What happened when he threw is he put his arm back, put it back even more to heave it down the field, moved his arm forward, got hit as he was doing so and the ball came out. And if the video does not prove it (which I think he does) then let's talk science. There is no way this is not an incomplete pass. By the sheer physics of it. The ball ends up 4-yards down the field. How is that possible? Especially seeing as Lamaar Woodley came from Warner's side! He was not popped from behind. We've seen empty hands before. A good sign of an empty hand fumble is the ball popping up in the air because the only momentum is the defender hitting him and the QB going down. How does the ball end up 4-yards down the field if Warner is hit from the side with his arm all the way back? The only possible explanation is that he must have had possession of the ball while moving his arm/shoulder forward. How else does the ball get all that forward momentum? It certainly would not have been provided by Woodley who hit him from the side. Momentum cannot be created or destroyed and Raymond James Stadium is not a place where the laws of physics are destroyed. And not only did it end up 4-yards down the field, but it ends up 4-yards down the field on a line, not popped up in the air. If it were popped up in the air, that would lend credence to the empty hand, but the fact that the ball was 4-yards down the field on an albeit somewhat wobbly line proves even more that the pass was incomplete and the arm was going forward. There's no other scientifically plausible explanation. And if there is, I'd like to see it.

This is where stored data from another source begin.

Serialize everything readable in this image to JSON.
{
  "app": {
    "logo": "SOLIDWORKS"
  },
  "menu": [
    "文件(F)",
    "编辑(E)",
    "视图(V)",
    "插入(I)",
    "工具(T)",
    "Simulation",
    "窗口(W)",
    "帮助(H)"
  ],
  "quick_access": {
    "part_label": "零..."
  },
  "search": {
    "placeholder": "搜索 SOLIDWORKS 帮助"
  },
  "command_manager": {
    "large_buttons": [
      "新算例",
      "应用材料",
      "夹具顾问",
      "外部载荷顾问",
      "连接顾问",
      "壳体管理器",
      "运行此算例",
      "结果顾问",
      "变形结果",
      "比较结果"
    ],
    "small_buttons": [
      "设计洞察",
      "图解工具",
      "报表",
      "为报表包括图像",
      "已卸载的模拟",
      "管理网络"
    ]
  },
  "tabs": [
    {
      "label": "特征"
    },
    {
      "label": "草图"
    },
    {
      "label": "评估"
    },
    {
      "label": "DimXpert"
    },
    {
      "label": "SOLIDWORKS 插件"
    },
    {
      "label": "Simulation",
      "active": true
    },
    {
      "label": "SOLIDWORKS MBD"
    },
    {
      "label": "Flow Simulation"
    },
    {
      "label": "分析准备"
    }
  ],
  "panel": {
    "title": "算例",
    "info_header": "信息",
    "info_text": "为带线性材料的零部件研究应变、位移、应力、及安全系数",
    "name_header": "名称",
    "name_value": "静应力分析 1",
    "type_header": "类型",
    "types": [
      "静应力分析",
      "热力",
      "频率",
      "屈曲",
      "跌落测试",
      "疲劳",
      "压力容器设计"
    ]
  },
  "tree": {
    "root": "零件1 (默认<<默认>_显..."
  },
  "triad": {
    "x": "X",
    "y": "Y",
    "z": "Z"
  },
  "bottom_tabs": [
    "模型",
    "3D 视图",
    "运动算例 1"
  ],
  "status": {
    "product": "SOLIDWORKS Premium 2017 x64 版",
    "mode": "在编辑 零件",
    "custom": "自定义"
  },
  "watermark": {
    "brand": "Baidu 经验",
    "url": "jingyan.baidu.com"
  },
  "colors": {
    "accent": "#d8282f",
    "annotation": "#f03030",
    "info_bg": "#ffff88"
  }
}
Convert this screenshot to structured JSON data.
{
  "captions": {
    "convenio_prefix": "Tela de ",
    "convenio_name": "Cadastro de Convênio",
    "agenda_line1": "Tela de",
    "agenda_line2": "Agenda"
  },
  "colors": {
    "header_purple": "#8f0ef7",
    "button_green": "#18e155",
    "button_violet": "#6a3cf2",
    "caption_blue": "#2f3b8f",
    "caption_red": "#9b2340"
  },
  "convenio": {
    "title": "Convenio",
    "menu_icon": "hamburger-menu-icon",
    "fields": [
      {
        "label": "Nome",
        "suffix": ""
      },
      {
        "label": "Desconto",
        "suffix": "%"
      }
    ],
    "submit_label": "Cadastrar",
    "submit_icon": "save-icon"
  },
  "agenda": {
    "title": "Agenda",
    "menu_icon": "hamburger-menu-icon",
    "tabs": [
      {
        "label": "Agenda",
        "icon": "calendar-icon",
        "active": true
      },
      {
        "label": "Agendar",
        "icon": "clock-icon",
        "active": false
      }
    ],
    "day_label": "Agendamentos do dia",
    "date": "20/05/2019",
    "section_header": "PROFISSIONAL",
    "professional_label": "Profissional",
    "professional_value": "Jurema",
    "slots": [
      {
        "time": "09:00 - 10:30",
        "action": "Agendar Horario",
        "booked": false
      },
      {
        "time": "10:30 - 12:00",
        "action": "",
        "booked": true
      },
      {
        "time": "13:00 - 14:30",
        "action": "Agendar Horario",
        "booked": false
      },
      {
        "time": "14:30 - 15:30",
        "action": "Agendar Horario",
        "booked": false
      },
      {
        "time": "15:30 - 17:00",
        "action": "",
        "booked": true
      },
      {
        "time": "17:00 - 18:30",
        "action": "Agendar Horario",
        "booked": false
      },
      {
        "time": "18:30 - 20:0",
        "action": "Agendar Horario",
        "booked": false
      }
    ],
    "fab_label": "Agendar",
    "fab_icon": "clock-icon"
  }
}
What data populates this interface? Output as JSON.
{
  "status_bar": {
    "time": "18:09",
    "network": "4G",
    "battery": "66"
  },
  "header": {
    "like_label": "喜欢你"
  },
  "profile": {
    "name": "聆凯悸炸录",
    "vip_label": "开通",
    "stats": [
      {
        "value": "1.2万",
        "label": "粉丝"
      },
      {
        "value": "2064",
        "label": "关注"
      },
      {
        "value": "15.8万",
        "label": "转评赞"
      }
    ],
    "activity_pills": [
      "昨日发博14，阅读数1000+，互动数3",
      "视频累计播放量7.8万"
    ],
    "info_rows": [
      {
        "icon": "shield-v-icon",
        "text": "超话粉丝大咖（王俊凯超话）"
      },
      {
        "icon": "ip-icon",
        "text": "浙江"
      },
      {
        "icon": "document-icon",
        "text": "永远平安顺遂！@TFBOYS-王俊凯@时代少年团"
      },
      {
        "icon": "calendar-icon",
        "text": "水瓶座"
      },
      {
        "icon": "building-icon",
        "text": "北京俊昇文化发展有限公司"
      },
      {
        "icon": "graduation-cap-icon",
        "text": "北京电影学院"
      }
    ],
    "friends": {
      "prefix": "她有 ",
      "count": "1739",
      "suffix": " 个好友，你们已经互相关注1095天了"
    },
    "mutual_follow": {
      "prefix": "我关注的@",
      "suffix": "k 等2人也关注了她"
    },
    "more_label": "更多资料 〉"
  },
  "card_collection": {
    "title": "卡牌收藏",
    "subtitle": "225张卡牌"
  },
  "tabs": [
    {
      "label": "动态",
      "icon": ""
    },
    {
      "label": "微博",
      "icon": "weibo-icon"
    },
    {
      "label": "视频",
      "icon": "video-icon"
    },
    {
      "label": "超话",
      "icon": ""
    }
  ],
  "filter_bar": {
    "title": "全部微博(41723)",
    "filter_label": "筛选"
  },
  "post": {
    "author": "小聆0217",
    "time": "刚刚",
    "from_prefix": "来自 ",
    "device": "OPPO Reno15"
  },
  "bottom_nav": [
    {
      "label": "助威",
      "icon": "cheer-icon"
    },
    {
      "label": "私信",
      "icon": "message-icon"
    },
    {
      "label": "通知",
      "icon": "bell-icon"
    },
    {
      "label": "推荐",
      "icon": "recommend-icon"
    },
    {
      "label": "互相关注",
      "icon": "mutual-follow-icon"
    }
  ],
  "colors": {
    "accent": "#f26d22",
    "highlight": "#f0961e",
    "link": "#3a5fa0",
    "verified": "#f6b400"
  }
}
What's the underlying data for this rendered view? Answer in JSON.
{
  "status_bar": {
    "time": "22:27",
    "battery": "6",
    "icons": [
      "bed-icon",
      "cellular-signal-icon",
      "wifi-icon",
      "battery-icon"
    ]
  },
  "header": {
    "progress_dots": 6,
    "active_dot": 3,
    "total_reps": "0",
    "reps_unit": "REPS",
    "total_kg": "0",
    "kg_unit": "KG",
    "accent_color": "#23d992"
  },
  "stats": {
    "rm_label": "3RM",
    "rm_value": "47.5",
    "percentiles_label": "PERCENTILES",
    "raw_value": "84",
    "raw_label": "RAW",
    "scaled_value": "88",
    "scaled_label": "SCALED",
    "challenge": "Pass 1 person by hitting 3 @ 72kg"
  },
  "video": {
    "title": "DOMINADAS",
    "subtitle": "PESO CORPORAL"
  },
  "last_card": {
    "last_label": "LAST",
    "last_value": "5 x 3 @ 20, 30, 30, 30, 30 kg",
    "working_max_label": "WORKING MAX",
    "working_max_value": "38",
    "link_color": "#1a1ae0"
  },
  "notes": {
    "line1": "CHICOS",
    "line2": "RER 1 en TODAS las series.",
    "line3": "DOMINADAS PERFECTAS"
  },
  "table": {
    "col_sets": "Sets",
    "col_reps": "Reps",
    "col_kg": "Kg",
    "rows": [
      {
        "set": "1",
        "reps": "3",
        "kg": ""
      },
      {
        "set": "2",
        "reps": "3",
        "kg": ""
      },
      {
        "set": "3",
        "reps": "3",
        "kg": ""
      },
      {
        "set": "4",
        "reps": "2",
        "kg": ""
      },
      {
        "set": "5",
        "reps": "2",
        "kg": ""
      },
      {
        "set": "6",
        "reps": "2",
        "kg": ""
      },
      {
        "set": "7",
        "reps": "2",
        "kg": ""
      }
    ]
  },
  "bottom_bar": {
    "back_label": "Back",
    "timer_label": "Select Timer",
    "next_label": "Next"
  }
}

And what's an even bigger crime here is that this play WAS NOT EVEN REVIEWED! It is impossible in one-minute of looking at the play to make a judgment on it. You think that I spent only a minute or two looking at it? NO! I must have seen the play now 50-100 times. I've studied it. And while you certainly can't completely disect the film in 3-minutes for a booth review, you can definitley look at it, apply high school physics, and make a judgment that the arm must have been going forward. And even if McAulay and his crew don't remember anything about physics. Isn't that play close enough just by looking at it to warrant that it needs to be looked at for more than a minute.
And we're not done here. There was another 15-yard excessive celebration penalty on the Steelers. That would have been tacked on. Remember the 15-yard excessive celebration penalty after the Holmes touchdown? Assuming everything stayed the same, and the pass was rightly overturned, the Arizona Cardinals should have had the ball at the 19-yard line with 5 seconds to go. Now whether or not the Cardinals would have converted is anyone's guess, but there chances were very good with Larry Fitzgerald on their team.
The fact that this game came down to this though, is unforgiveable. I'm not here to come up with a crazy conspiracy that the refs were employed by the Steelers or something, but the circumstances certainly are dubious around the whole thing. Terry McAulay was the only referee to have a major controversy in the playoffs and he is the referee for the Super Bowl, having been named days after the Delay of Game controversy in Nashville. And here we are in the Super Bowl, with one of the most controversial finishes in Super Bowl history.
Again, I say, I'm not glad that I'm talking about this. I have no problem with Pittsburgh winning. But thanks to McAulay and the officiating crew, there will always be a cloud of "what if" surrounding the game? Does Warner connect with Fitzgerald for the game-winning TD? Does Polamalu pick it off and seal the deal? Is the pass caught at the 1 by Boldin and tackled immediately, leaving him and the Cardinals inches short of a touchdown? It was a great game, a historic drive by Big Ben ending with what may very well be considered the greatest touchdown in Super Bowl history. However, the cloud of controversy will forever lurk over this game. And that, my friends, is a damn shame.